Mood disorders

Anxiolytic- and antidepressant-like profiles of the galanin-3 receptor (Gal3) antagonists SNAP 37889 and SNAP 398299. Swanson, C. J. et al. Proc. Acad. Natl Sci. USA 102, 17489–17494 (2005)

Stathmin , a gene enriched in the amygdala, controls both learned and innate fear. Shumyatsky, G. P. et al. Cell 123, 697–709 (2005)

Novel targets for mood disorders have been revealed by two recent papers. In the first, the authors show that galanin, a peptide known to be implicated in anxiety and depression, mediates its effects through the galanin-3 receptor. The authors found that acute administration of two small-molecule Gal3-antagonists to mice improved their social interaction and reduced anxiolytic and depressive behaviours, and worked synergistically with, and in a similar manner to, 5-hydroxytryptamine (5-HT) antagonists. The second paper identified a gene that encodes stathmin, a microtubule-formation inhibitor expressed at high levels in the amygdala and in structures that convey information about learned and innate fear. Stathmin-null mice were less able to learn new fear than wild-type mice and failed to recognize danger. In addition to stathmin's potential as an anti-anxiolytic drug target, ablation of its activity in mice generates a model that could be useful in the development of anti-anxiolytic agents.

Autoimmune disease

Inhibition of FLT3 signaling targets DCs to ameliorate autoimmune disease. Whartenby, K. A. et al. Proc. Acad. Natl Sci. USA 102, 16741–16746 (2005)
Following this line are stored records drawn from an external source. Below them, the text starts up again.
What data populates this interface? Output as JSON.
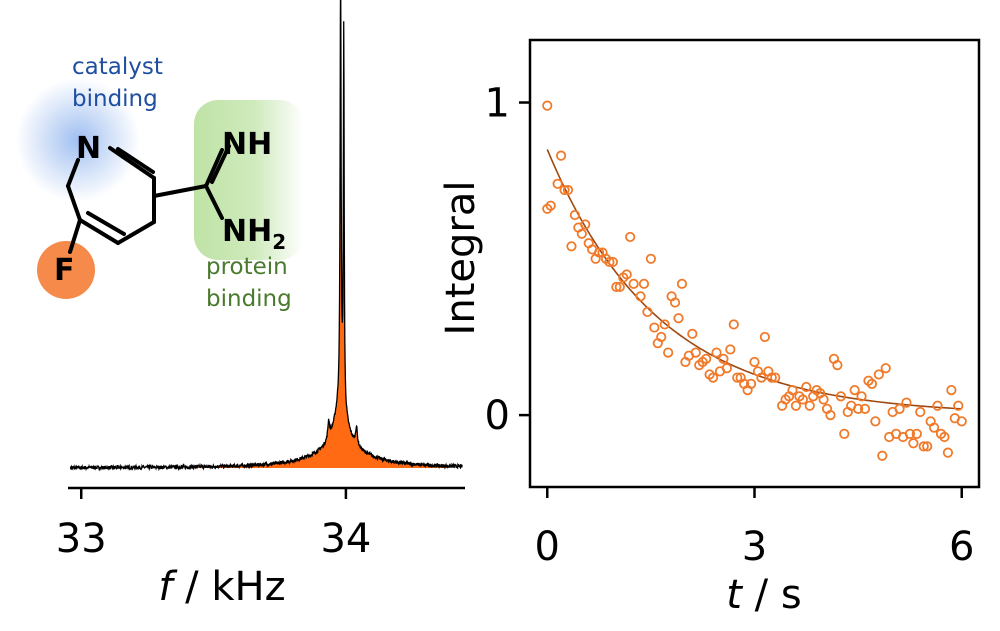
{
  "colors": {
    "catalyst": "#1f4fa0",
    "catalyst_glow": "#9bbcf0",
    "protein": "#4a7a2e",
    "protein_glow": "#bfe3a6",
    "fluorine": "#f58a4b",
    "spectrum_fill": "#ff6a13",
    "points": "#f07a2a",
    "fit": "#a0480f"
  },
  "molecule": {
    "atom_n": "N",
    "atom_f": "F",
    "imine": "NH",
    "amine": "NH",
    "amine_sub": "2",
    "catalyst_note": [
      "catalyst",
      "binding"
    ],
    "protein_note": [
      "protein",
      "binding"
    ]
  },
  "chart_data": [
    {
      "type": "line",
      "name": "spectrum",
      "xlabel_italic": "f",
      "xlabel_rest": " / kHz",
      "xlim": [
        32.95,
        34.45
      ],
      "xticks": [
        33,
        34
      ],
      "xtick_labels": [
        "33",
        "34"
      ],
      "peak_center": 33.98,
      "peak_label": "",
      "baseline": 0,
      "peak_height": 1.0
    },
    {
      "type": "scatter",
      "xlabel_italic": "t",
      "xlabel_rest": " / s",
      "ylabel": "Integral",
      "xlim": [
        -0.25,
        6.25
      ],
      "ylim": [
        -0.23,
        1.2
      ],
      "xticks": [
        0,
        3,
        6
      ],
      "xtick_labels": [
        "0",
        "3",
        "6"
      ],
      "yticks": [
        0,
        1
      ],
      "ytick_labels": [
        "0",
        "1"
      ],
      "fit": {
        "model": "A*exp(-t/tau)",
        "A": 0.85,
        "tau": 1.6
      },
      "points": [
        [
          0.0,
          0.99
        ],
        [
          0.0,
          0.66
        ],
        [
          0.05,
          0.67
        ],
        [
          0.15,
          0.74
        ],
        [
          0.2,
          0.83
        ],
        [
          0.25,
          0.72
        ],
        [
          0.3,
          0.72
        ],
        [
          0.35,
          0.54
        ],
        [
          0.4,
          0.64
        ],
        [
          0.45,
          0.6
        ],
        [
          0.5,
          0.58
        ],
        [
          0.55,
          0.61
        ],
        [
          0.6,
          0.55
        ],
        [
          0.65,
          0.53
        ],
        [
          0.7,
          0.5
        ],
        [
          0.75,
          0.52
        ],
        [
          0.8,
          0.52
        ],
        [
          0.85,
          0.5
        ],
        [
          0.9,
          0.49
        ],
        [
          0.95,
          0.49
        ],
        [
          1.0,
          0.41
        ],
        [
          1.05,
          0.41
        ],
        [
          1.1,
          0.44
        ],
        [
          1.15,
          0.45
        ],
        [
          1.2,
          0.57
        ],
        [
          1.25,
          0.42
        ],
        [
          1.35,
          0.38
        ],
        [
          1.4,
          0.42
        ],
        [
          1.45,
          0.33
        ],
        [
          1.5,
          0.5
        ],
        [
          1.55,
          0.28
        ],
        [
          1.6,
          0.23
        ],
        [
          1.65,
          0.25
        ],
        [
          1.7,
          0.29
        ],
        [
          1.75,
          0.2
        ],
        [
          1.8,
          0.38
        ],
        [
          1.85,
          0.36
        ],
        [
          1.9,
          0.31
        ],
        [
          1.95,
          0.42
        ],
        [
          2.0,
          0.17
        ],
        [
          2.05,
          0.19
        ],
        [
          2.1,
          0.26
        ],
        [
          2.15,
          0.2
        ],
        [
          2.2,
          0.16
        ],
        [
          2.25,
          0.17
        ],
        [
          2.3,
          0.18
        ],
        [
          2.35,
          0.13
        ],
        [
          2.4,
          0.12
        ],
        [
          2.45,
          0.2
        ],
        [
          2.5,
          0.14
        ],
        [
          2.55,
          0.18
        ],
        [
          2.6,
          0.15
        ],
        [
          2.65,
          0.21
        ],
        [
          2.7,
          0.29
        ],
        [
          2.75,
          0.12
        ],
        [
          2.8,
          0.12
        ],
        [
          2.85,
          0.1
        ],
        [
          2.9,
          0.08
        ],
        [
          2.95,
          0.1
        ],
        [
          3.0,
          0.17
        ],
        [
          3.05,
          0.14
        ],
        [
          3.1,
          0.12
        ],
        [
          3.15,
          0.25
        ],
        [
          3.2,
          0.14
        ],
        [
          3.25,
          0.12
        ],
        [
          3.3,
          0.12
        ],
        [
          3.4,
          0.03
        ],
        [
          3.45,
          0.05
        ],
        [
          3.5,
          0.06
        ],
        [
          3.55,
          0.08
        ],
        [
          3.6,
          0.03
        ],
        [
          3.65,
          0.06
        ],
        [
          3.7,
          0.05
        ],
        [
          3.75,
          0.09
        ],
        [
          3.8,
          0.03
        ],
        [
          3.85,
          0.06
        ],
        [
          3.9,
          0.08
        ],
        [
          3.95,
          0.07
        ],
        [
          4.0,
          0.05
        ],
        [
          4.05,
          0.02
        ],
        [
          4.1,
          0.0
        ],
        [
          4.15,
          0.18
        ],
        [
          4.2,
          0.16
        ],
        [
          4.25,
          0.06
        ],
        [
          4.3,
          -0.06
        ],
        [
          4.35,
          0.01
        ],
        [
          4.4,
          0.03
        ],
        [
          4.45,
          0.08
        ],
        [
          4.5,
          0.02
        ],
        [
          4.55,
          0.06
        ],
        [
          4.6,
          0.02
        ],
        [
          4.65,
          0.11
        ],
        [
          4.7,
          0.1
        ],
        [
          4.75,
          -0.02
        ],
        [
          4.8,
          0.13
        ],
        [
          4.85,
          -0.13
        ],
        [
          4.9,
          0.15
        ],
        [
          4.95,
          -0.07
        ],
        [
          5.0,
          0.01
        ],
        [
          5.05,
          -0.06
        ],
        [
          5.1,
          0.02
        ],
        [
          5.15,
          -0.07
        ],
        [
          5.2,
          0.04
        ],
        [
          5.25,
          -0.06
        ],
        [
          5.3,
          -0.09
        ],
        [
          5.35,
          -0.06
        ],
        [
          5.4,
          0.01
        ],
        [
          5.45,
          -0.1
        ],
        [
          5.5,
          -0.1
        ],
        [
          5.55,
          -0.02
        ],
        [
          5.6,
          -0.04
        ],
        [
          5.65,
          0.03
        ],
        [
          5.7,
          -0.06
        ],
        [
          5.75,
          -0.07
        ],
        [
          5.8,
          -0.12
        ],
        [
          5.85,
          0.08
        ],
        [
          5.9,
          -0.01
        ],
        [
          5.95,
          0.03
        ],
        [
          6.0,
          -0.02
        ]
      ]
    }
  ]
}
Most approaches to treating autoimmune diseases focus on the direct suppression of unregulated autoreactive T cells. The authors of this paper took a different approach by selectively targeting dendritic cells, which are precursors of T cells that differentiate in response to FLT3 ligand. Inhibition of FLT3 signalling using small-molecule tyrosine kinase inhibitors induced apoptosis in mouse and human dendritic cells, and improved established disease in a model of multiple sclerosis.

Neurological diseases

DISC1 and PDE4B are interacting genetic factors in schizophrenia that regulate cAMP signaling. Millar, J. K. et al. Science 310, 1187–1191 (2005)
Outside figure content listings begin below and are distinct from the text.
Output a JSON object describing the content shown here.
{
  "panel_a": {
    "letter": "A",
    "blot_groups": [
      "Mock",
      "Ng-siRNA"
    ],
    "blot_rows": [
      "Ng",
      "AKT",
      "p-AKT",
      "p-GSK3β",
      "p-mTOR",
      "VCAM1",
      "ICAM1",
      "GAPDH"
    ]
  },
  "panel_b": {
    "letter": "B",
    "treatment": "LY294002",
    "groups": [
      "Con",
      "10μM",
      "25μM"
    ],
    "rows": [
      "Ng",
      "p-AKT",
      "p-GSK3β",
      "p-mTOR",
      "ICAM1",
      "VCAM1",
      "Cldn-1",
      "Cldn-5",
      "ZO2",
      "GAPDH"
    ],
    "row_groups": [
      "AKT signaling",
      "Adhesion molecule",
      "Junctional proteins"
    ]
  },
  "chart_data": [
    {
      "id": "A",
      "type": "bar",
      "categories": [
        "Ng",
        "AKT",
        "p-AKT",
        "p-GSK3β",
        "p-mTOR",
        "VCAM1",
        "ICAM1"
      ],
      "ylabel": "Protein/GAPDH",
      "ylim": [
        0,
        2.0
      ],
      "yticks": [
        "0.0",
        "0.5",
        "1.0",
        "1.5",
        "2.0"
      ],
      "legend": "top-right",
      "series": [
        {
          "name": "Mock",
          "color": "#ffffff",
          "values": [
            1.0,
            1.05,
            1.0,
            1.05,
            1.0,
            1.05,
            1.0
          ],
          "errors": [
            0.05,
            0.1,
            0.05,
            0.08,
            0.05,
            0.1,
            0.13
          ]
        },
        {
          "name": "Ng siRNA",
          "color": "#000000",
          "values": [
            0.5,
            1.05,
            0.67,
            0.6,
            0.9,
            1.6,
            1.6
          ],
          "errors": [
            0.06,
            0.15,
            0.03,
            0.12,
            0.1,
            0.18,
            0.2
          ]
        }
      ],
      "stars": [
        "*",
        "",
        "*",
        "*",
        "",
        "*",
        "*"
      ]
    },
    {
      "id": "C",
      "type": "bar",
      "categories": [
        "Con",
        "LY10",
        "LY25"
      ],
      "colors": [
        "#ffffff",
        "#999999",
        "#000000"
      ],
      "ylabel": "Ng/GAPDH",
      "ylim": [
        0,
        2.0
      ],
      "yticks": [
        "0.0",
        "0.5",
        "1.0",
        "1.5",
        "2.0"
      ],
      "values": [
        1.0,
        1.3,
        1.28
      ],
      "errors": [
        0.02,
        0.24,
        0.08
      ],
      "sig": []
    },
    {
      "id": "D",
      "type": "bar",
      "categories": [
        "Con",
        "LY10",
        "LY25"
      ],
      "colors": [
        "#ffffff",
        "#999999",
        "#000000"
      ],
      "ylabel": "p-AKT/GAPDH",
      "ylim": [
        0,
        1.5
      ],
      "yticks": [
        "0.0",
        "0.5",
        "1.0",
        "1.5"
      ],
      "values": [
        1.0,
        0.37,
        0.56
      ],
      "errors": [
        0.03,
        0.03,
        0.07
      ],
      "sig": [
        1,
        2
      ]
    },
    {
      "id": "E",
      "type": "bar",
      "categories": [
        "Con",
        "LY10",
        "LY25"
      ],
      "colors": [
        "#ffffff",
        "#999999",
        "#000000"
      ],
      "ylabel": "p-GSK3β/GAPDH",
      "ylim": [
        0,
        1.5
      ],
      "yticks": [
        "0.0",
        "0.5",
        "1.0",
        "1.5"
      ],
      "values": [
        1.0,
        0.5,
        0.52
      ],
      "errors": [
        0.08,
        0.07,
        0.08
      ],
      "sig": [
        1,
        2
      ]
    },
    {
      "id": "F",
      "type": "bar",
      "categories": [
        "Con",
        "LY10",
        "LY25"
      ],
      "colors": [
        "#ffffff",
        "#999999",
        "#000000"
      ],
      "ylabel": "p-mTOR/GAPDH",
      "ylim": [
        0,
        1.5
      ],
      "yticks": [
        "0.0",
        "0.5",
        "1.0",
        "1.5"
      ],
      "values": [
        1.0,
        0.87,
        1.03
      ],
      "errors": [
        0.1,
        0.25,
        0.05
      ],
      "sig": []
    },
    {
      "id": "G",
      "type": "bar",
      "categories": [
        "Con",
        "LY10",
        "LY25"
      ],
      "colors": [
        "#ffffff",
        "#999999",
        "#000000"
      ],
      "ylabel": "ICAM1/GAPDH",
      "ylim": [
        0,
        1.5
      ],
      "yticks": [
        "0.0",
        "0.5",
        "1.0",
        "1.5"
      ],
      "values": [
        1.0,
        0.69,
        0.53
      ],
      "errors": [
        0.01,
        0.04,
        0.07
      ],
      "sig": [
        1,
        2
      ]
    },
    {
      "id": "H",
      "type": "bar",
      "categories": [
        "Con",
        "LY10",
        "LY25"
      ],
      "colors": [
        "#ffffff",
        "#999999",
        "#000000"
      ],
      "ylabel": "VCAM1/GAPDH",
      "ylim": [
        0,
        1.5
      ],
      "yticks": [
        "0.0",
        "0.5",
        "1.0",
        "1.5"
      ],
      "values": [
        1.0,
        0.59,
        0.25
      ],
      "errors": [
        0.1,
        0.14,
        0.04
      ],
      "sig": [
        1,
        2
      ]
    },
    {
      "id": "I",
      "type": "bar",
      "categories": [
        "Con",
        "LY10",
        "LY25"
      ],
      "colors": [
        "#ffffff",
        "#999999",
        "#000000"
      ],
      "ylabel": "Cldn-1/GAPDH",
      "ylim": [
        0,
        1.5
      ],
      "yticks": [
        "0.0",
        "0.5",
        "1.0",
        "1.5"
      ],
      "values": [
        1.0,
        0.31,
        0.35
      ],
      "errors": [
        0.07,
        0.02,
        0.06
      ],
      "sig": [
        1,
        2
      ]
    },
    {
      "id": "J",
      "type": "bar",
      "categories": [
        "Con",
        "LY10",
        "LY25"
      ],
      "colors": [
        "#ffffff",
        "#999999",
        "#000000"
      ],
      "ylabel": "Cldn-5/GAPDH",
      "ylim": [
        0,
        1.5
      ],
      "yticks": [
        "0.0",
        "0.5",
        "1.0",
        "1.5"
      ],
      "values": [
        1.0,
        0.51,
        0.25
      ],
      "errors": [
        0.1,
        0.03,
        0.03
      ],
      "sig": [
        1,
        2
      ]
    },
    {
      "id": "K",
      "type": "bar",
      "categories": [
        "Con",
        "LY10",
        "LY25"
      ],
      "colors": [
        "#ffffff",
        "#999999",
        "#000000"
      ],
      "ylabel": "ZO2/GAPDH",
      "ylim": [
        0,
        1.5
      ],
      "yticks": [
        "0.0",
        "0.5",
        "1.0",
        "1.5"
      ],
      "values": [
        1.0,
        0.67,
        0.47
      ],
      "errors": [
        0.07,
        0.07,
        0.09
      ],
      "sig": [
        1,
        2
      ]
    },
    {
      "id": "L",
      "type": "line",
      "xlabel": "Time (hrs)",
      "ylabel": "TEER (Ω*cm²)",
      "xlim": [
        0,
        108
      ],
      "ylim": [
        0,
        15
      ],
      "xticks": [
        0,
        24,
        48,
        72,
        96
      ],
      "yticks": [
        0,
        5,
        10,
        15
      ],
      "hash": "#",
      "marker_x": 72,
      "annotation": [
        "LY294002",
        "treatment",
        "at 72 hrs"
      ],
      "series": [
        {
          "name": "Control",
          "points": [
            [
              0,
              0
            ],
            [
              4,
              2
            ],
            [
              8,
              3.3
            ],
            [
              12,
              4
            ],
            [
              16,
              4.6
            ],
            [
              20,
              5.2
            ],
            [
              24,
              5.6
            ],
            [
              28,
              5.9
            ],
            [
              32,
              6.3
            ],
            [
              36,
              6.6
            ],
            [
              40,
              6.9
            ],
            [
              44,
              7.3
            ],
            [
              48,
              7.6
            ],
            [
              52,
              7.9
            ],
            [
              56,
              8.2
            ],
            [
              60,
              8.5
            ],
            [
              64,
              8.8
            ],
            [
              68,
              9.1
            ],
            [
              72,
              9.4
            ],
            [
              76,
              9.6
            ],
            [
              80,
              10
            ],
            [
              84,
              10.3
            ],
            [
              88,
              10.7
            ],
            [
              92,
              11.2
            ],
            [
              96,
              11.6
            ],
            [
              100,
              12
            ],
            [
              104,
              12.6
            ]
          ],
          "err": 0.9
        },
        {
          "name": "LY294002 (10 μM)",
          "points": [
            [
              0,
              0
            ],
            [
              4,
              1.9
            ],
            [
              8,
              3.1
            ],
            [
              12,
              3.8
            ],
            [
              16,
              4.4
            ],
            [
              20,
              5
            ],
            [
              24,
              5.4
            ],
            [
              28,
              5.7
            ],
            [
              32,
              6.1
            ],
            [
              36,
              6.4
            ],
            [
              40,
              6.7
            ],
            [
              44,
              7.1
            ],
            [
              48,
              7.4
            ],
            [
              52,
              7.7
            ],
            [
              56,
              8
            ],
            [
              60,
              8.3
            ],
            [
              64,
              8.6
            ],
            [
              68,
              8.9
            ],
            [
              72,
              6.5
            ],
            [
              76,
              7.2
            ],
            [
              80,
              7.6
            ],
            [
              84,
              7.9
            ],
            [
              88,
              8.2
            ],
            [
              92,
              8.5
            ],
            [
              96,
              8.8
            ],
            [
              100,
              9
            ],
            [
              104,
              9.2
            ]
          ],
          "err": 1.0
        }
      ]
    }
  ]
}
The disrupted in schizophrenia 1 (DISC1) gene has been implicated in schizophrenia and other affective disorders but its role in disease progression is unknown. The authors of this paper have shown that a translocation in the gene encoding phosphodiesterase-4B (PDE4B) also seems to be a candidate susceptibility factor for schizophrenia, and propose that this results from the role of PDEs in the regulation of cAMP, which is involved in learning, memory and mood. Further investigation revealed that DISC1 interacts with a domain of PDE4B and that increasing levels of cAMP causes a dissociation of this complex and resultant increase in PDE4B activity. The authors speculate that genetic variations in these two genes will result in altered cAMP catabolism that manifests as psychiatric disorders.